O juiz do Supremo Tribunal de Justiça (STJ) Pires da Rosa admitiu que há em Portugal um “direito à não existência”, desde que foi aprovada a lei de descriminalização da interrupção voluntária da gravidez.
No acórdão sobre o caso de um bebé que nasceu sem braços e com várias outras deformações, que o impedem para sempre de ter uma vida independente e normal, Pires da Rosa admitiu, “em tese”, o “direito à não existência”.

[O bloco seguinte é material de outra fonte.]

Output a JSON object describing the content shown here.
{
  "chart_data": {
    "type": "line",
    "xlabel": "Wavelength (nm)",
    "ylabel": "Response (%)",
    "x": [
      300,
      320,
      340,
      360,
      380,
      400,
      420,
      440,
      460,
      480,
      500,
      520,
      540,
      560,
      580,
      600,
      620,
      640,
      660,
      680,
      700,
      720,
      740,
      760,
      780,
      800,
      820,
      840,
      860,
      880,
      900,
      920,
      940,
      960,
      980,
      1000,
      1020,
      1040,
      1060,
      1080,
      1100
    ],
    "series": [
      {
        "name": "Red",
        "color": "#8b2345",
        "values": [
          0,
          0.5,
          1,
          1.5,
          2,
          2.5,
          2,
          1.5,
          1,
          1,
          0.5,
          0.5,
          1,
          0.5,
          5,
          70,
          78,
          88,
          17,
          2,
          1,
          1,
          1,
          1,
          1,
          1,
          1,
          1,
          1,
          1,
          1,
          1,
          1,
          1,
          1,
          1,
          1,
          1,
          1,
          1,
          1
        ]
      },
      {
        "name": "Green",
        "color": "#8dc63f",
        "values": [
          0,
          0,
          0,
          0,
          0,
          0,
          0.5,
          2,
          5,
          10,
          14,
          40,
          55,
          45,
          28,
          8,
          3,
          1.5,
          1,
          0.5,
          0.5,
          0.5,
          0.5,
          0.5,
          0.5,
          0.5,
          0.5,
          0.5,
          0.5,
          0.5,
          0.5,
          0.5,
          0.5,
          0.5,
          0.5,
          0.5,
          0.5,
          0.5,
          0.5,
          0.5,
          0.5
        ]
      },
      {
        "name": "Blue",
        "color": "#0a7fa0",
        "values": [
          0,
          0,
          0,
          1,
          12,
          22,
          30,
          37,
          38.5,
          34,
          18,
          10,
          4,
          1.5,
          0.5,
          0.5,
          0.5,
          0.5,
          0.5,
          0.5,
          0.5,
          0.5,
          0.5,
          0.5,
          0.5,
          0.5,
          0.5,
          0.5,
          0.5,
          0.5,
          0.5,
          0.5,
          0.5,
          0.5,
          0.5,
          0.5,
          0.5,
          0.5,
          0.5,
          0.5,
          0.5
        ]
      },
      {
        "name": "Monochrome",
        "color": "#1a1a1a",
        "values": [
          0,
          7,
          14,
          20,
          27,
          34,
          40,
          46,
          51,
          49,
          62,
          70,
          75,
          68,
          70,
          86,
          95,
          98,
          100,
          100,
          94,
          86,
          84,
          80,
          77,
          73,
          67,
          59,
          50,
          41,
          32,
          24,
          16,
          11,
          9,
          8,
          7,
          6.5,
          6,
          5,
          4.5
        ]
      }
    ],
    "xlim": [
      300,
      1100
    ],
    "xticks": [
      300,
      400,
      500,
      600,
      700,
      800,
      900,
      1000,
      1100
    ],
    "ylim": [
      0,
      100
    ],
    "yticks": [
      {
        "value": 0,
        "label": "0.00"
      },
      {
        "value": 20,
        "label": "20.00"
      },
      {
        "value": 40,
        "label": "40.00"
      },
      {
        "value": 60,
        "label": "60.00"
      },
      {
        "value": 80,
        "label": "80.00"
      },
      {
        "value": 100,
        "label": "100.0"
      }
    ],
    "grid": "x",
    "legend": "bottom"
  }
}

Um direito que considera existir desde que a lei portuguesa consagrou a despenalização da interrupção voluntária da gravidez, “colocando a vida, nesses precisos casos, nas mãos dos homens, mais especificamente da mulher/mãe”.
Segundo Pires da Rosa, aquele direito foi reforçado ainda mais recentemente, desde que a lei portuguesa “abriu as portas ao testamento vital”.
Naquele processo, uma clínica de radiologia de Matosinhos e o seu director clínico foram condenados ao pagamento de uma indemnização de 200 mil euros à mãe do bebé, por erro médico, uma vez que as ecografias não detectaram as deformações do feto.
A mãe pedia também uma indemnização para o bebé, por danos não patrimoniais.
Alegava que, “no interesse” do filho, deveria ter abortado, “evitando a vida de angústia e sofrimento” por que ambos os passam.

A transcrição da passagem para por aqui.